LAUSR

We experimentally assess the impact of microstructure, pore fluid and frequency on wave velocity, wave dispersion and permeability in a thermally cracked Carrara marble under effective pressures up to 50 MPa. The cracked rock is isotropic and we observe that: (1) P- and S-wave velocities at 500 kHz and the low-strain (< 10-5) mechanical moduli at 0.01 Hz are pressure dependent; (2) permeability decreases asymptotically toward a small value with increasing pressure; (3) wave dispersion between (0.01 Hz-500 MHz) in the water-saturated rock reaches a maximum of ~26% for S-waves and ~9% for P-waves at 1 MPa; (4) wave dispersion virtually vanishes above ~30 MPa.
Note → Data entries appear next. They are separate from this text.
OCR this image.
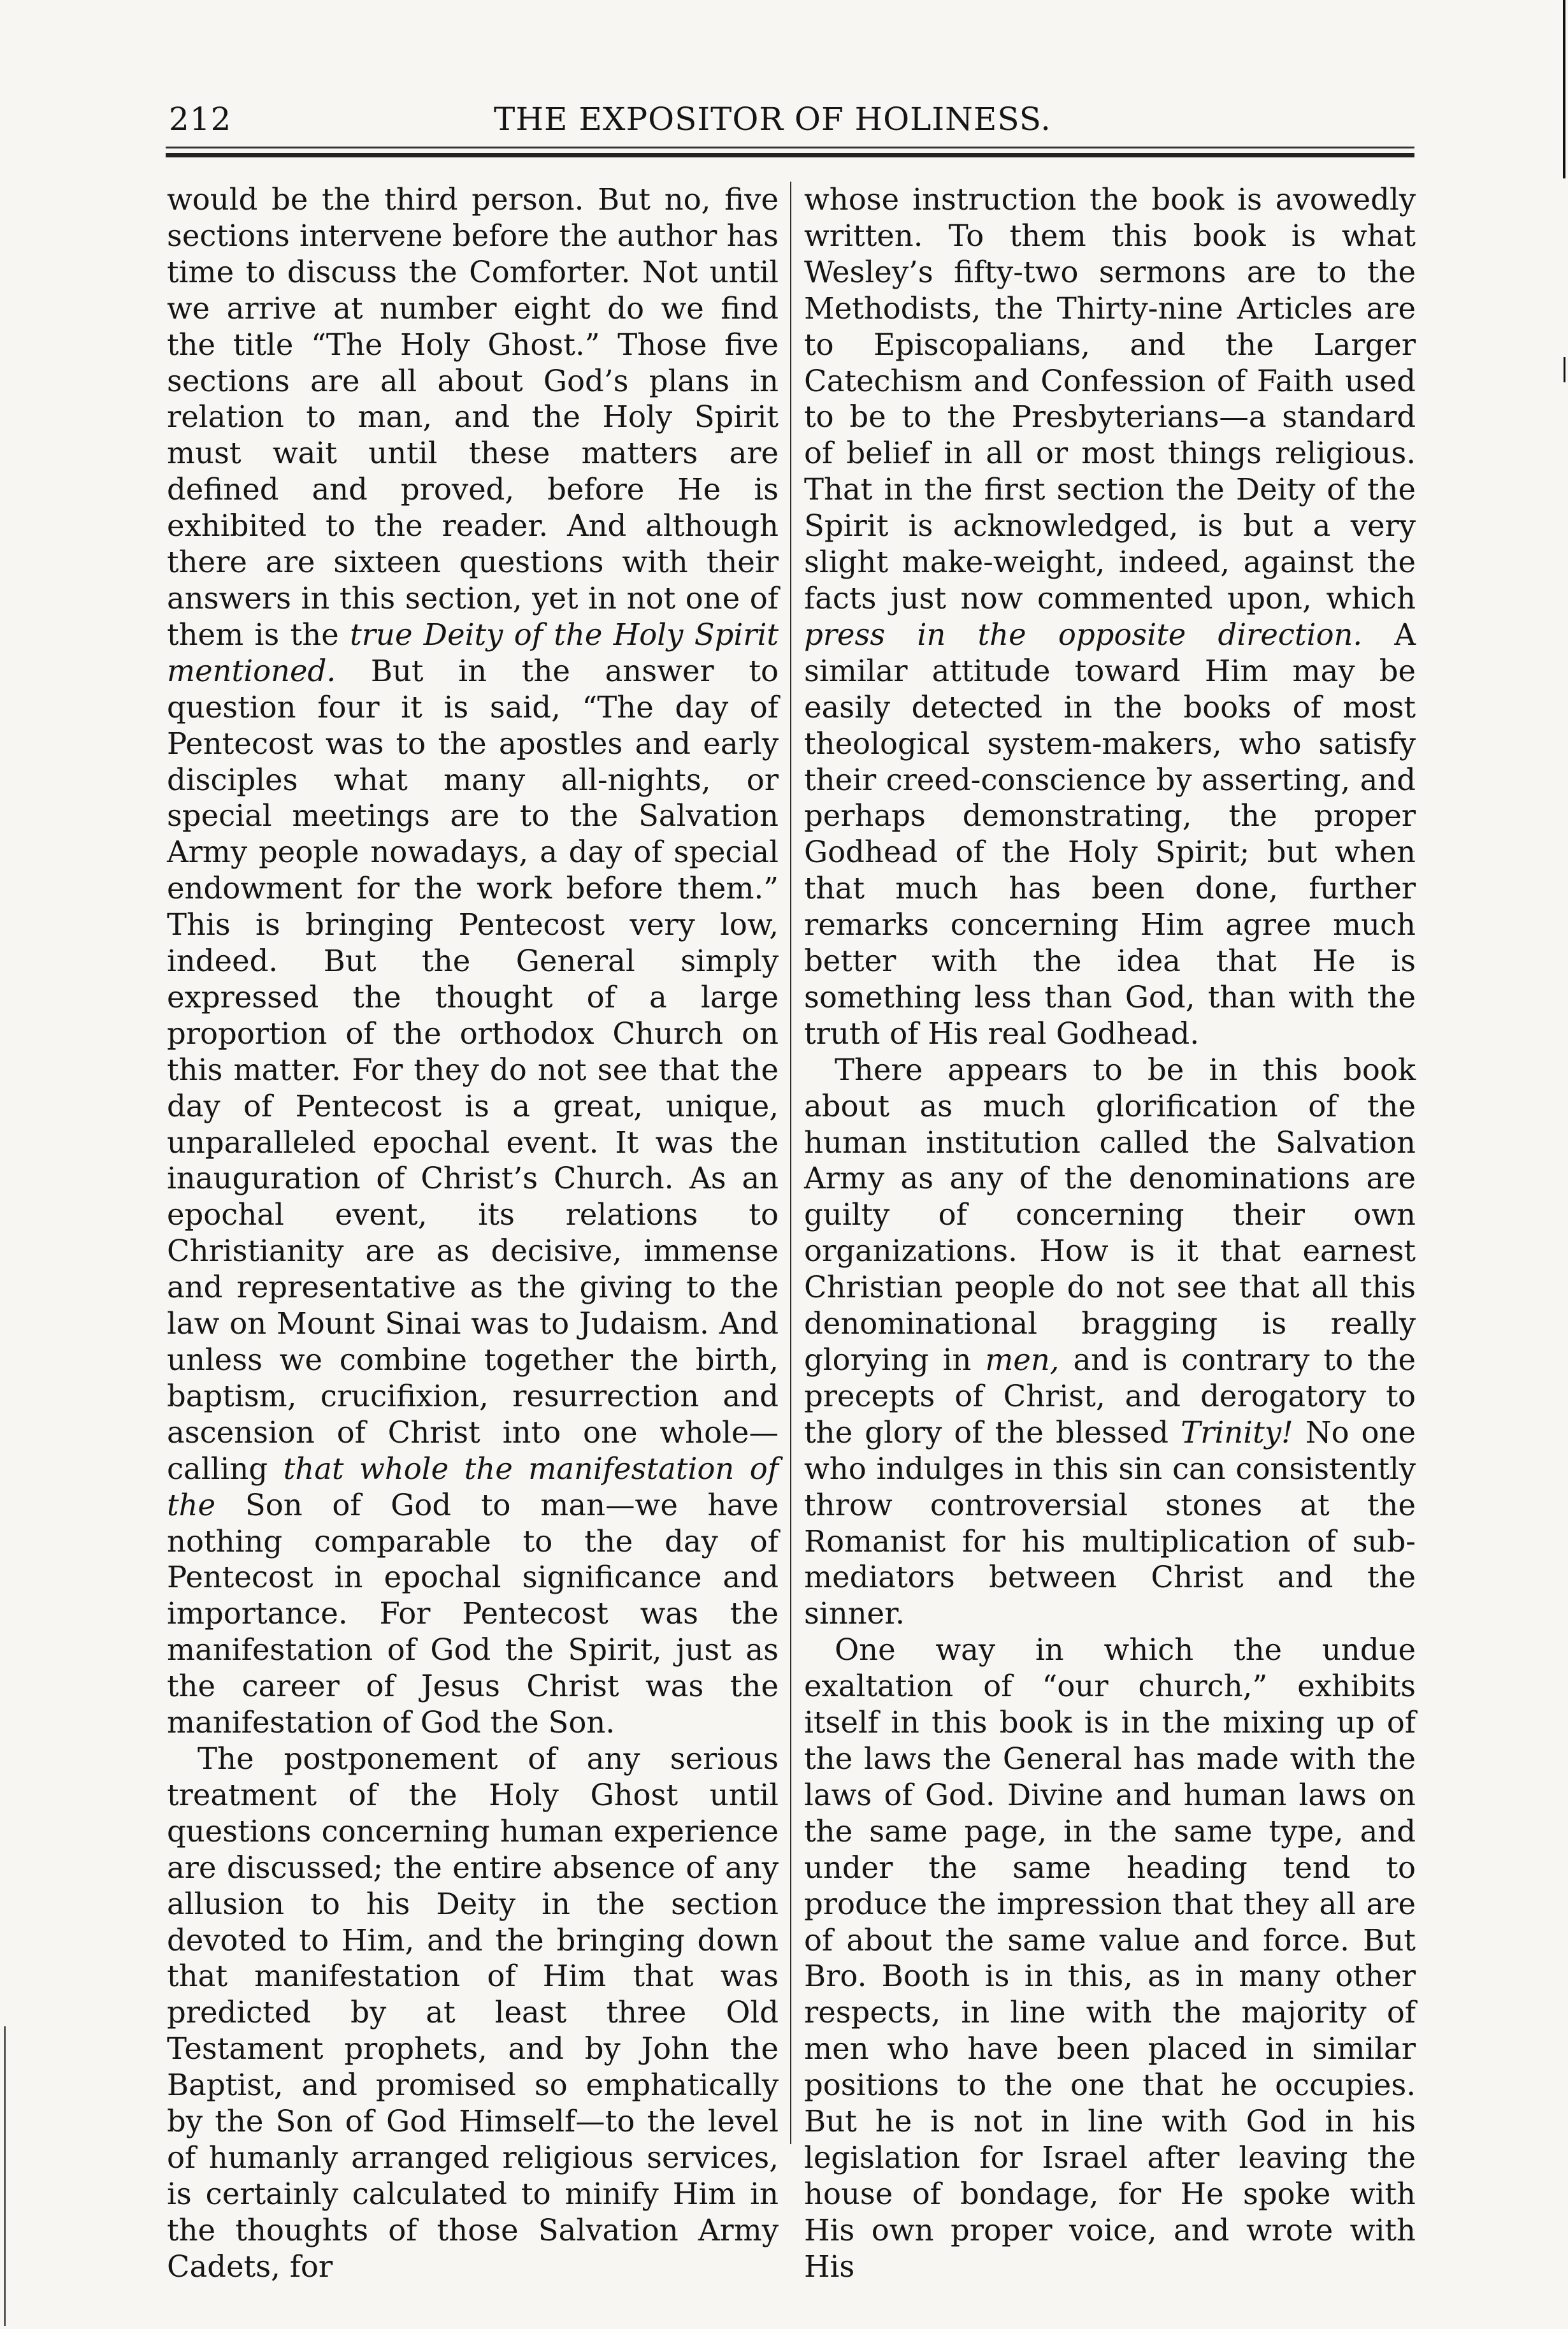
212	THE EXPOSITOR OF HOLINESS.

would be the third person. But no, five sections intervene before the author has time to discuss the Comforter. Not until we arrive at number eight do we find the title “The Holy Ghost.” Those five sections are all about God’s plans in relation to man, and the Holy Spirit must wait until these matters are defined and proved, before He is exhibited to the reader. And although there are sixteen questions with their answers in this section, yet in not one of them is the true Deity of the Holy Spirit mentioned. But in the answer to question four it is said, “The day of Pentecost was to the apostles and early disciples what many all-nights, or special meetings are to the Salvation Army people nowadays, a day of special endowment for the work before them.” This is bringing Pentecost very low, indeed. But the General simply expressed the thought of a large proportion of the orthodox Church on this matter. For they do not see that the day of Pentecost is a great, unique, unparalleled epochal event. It was the inauguration of Christ’s Church. As an epochal event, its relations to Christianity are as decisive, immense and representative as the giving to the law on Mount Sinai was to Judaism. And unless we combine together the birth, baptism, crucifixion, resurrection and ascension of Christ into one whole—calling that whole the manifestation of the Son of God to man—we have nothing comparable to the day of Pentecost in epochal significance and importance. For Pentecost was the manifestation of God the Spirit, just as the career of Jesus Christ was the manifestation of God the Son.

The postponement of any serious treatment of the Holy Ghost until questions concerning human experience are discussed; the entire absence of any allusion to his Deity in the section devoted to Him, and the bringing down that manifestation of Him that was predicted by at least three Old Testament prophets, and by John the Baptist, and promised so emphatically by the Son of God Himself—to the level of humanly arranged religious services, is certainly calculated to minify Him in the thoughts of those Salvation Army Cadets, for

whose instruction the book is avowedly written. To them this book is what Wesley’s fifty-two sermons are to the Methodists, the Thirty-nine Articles are to Episcopalians, and the Larger Catechism and Confession of Faith used to be to the Presbyterians—a standard of belief in all or most things religious. That in the first section the Deity of the Spirit is acknowledged, is but a very slight make-weight, indeed, against the facts just now commented upon, which press in the opposite direction. A similar attitude toward Him may be easily detected in the books of most theological system-makers, who satisfy their creed-conscience by asserting, and perhaps demonstrating, the proper Godhead of the Holy Spirit; but when that much has been done, further remarks concerning Him agree much better with the idea that He is something less than God, than with the truth of His real Godhead.

There appears to be in this book about as much glorification of the human institution called the Salvation Army as any of the denominations are guilty of concerning their own organizations. How is it that earnest Christian people do not see that all this denominational bragging is really glorying in men, and is contrary to the precepts of Christ, and derogatory to the glory of the blessed Trinity! No one who indulges in this sin can consistently throw controversial stones at the Romanist for his multiplication of sub-mediators between Christ and the sinner.

One way in which the undue exaltation of “our church,” exhibits itself in this book is in the mixing up of the laws the General has made with the laws of God. Divine and human laws on the same page, in the same type, and under the same heading tend to produce the impression that they all are of about the same value and force. But Bro. Booth is in this, as in many other respects, in line with the majority of men who have been placed in similar positions to the one that he occupies. But he is not in line with God in his legislation for Israel after leaving the house of bondage, for He spoke with His own proper voice, and wrote with His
Assuming no interactions between the cracks, effective medium theory is used to model the rock's elastic response and its permeability. P- and S-wave velocity data are jointly inverted to recover the crack density and effective aspect ratio. The permeability data are inverted to recover the cracks' effective radius. These parameters lead to a good agreement between predicted and measured wave velocities, dispersion and permeability up to 50 MPa, and up to a crack density of ~0.5. The evolution of the crack parameters suggests that three deformation regimes exist: (1) contact between cracks' surface asperities up to ~10 MPa; (2) progressive cracks closure between ~10 and 30 MPa, (3) crack closure effectively complete above ~30 MPa. The derived crack parameters differ significantly from those obtained by analysis of 2D electron microscope images of thin sections or 3D X-ray micro-tomographic images of millimeter-size specimens.